The film is being presented in 1.33:1 and is offered at 1080p resolution using the AVC codec. It’s a superb transfer from beginning to end with impressive sharpness, perfectly realized contrast, and a grayscale that offers deep blacks and crisp whites (which only bleach out in the opening nightmare when they’re meant to go hot). The white subtitles are generally easy to read though they occasionally get a tiny bit lost when backgrounds they’re against are a brighter white than the subtitles are. The film has been divided into 23 chapters.
Video Rating: 5/5 3D Rating: NA
The PCM 1.0 (1.1 Mbps) sound mix offers the limited fidelity one would expect from a movie of this vintage. Still, the dialogue is never drowned out by the wonderful Erik Nordgren music or sound effects, and there is just the slightest amount of muffled hiss that can only be picked up in the quietest scenes. Otherwise, the clean-up has been superb for the vintage audio elements at hand.
Audio Rating: 4.5/5
Audio Commentary: Peter Cowie offers another of his wonderfully informed and illuminating analyses that is a must-listen.
Special Features Rating: 4/5
Introduction (4:04, HD): Ingmar Bergman has a few comments to make about the film’s genesis before watching the film.
Behind the Scenes of Wild Strawberries (16:54, HD): an absolutely essential supplement offering silent 16mm footage shot by Bergman during production (most in black and white, some in color) with film curator Jan Wergstrom providing audio commentary.
Ingmar Bergman on Life and Work (1:30:38, HD): a 1998 documentary by Jörn Donner who interviews the director about his personal life and creative contributions in a very revealing conversation. It’s mostly talk with the only film clips coming from Fanny and Alexander and Prison.
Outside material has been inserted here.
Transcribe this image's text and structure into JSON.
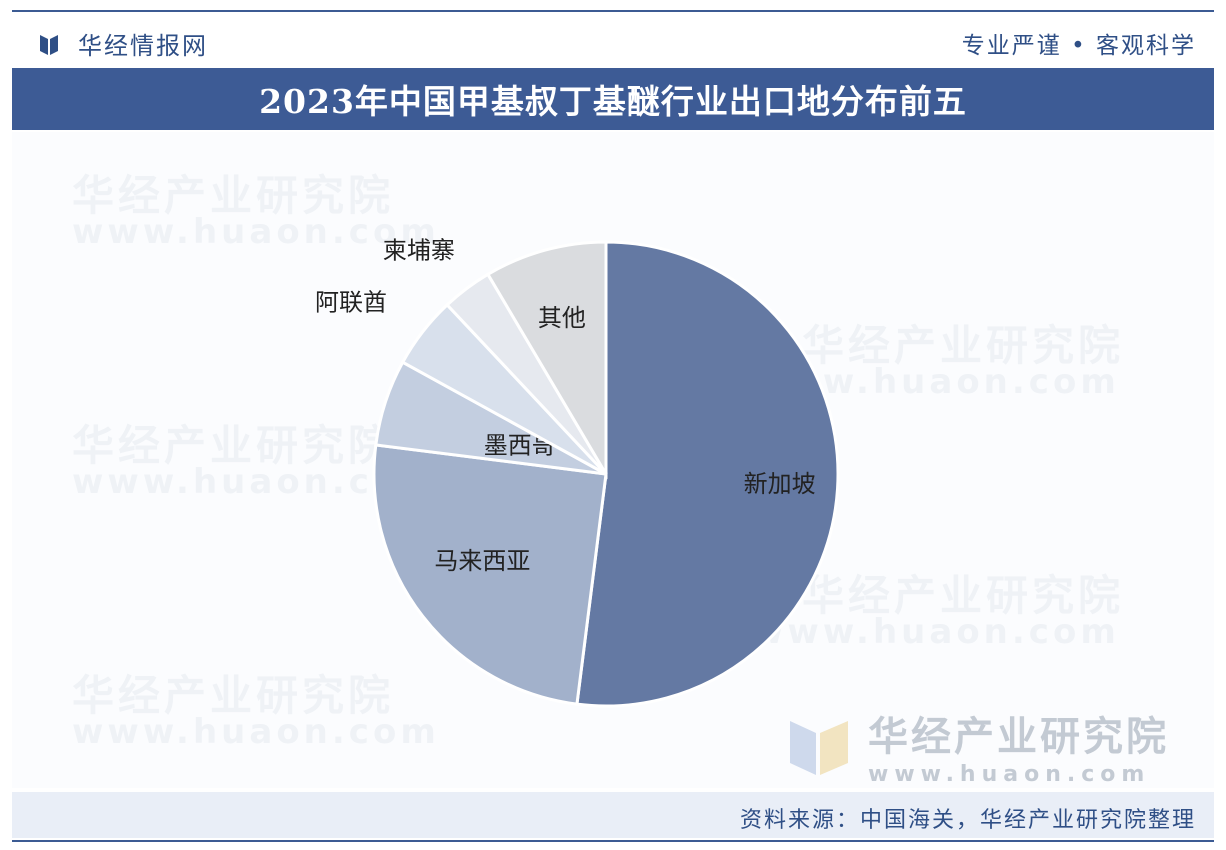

18-Page Booklet: offers cast and crew lists, film stills, and film professor Mark Le Fanu’s incisive analysis of the movie.
Timeline: can be pulled up from the menu or by pushing the red button on the remote. It shows you your progress on the disc, the title of the chapter you’re now in, and index markers for the commentary that goes along with the film, all of which can be switched on the fly. Additionally, two other buttons on the remote can place or remove bookmarks if you decide to stop viewing before reaching the end of the film or want to mark specific places for later reference.
A great work of cinematic art, Ingmar Bergman’s Wild Strawberries comes to high definition in the kind of masterful transfer that its admirers can’t help but be thrilled about. The bonus features offer worthy supplements to a package that comes very highly recommended!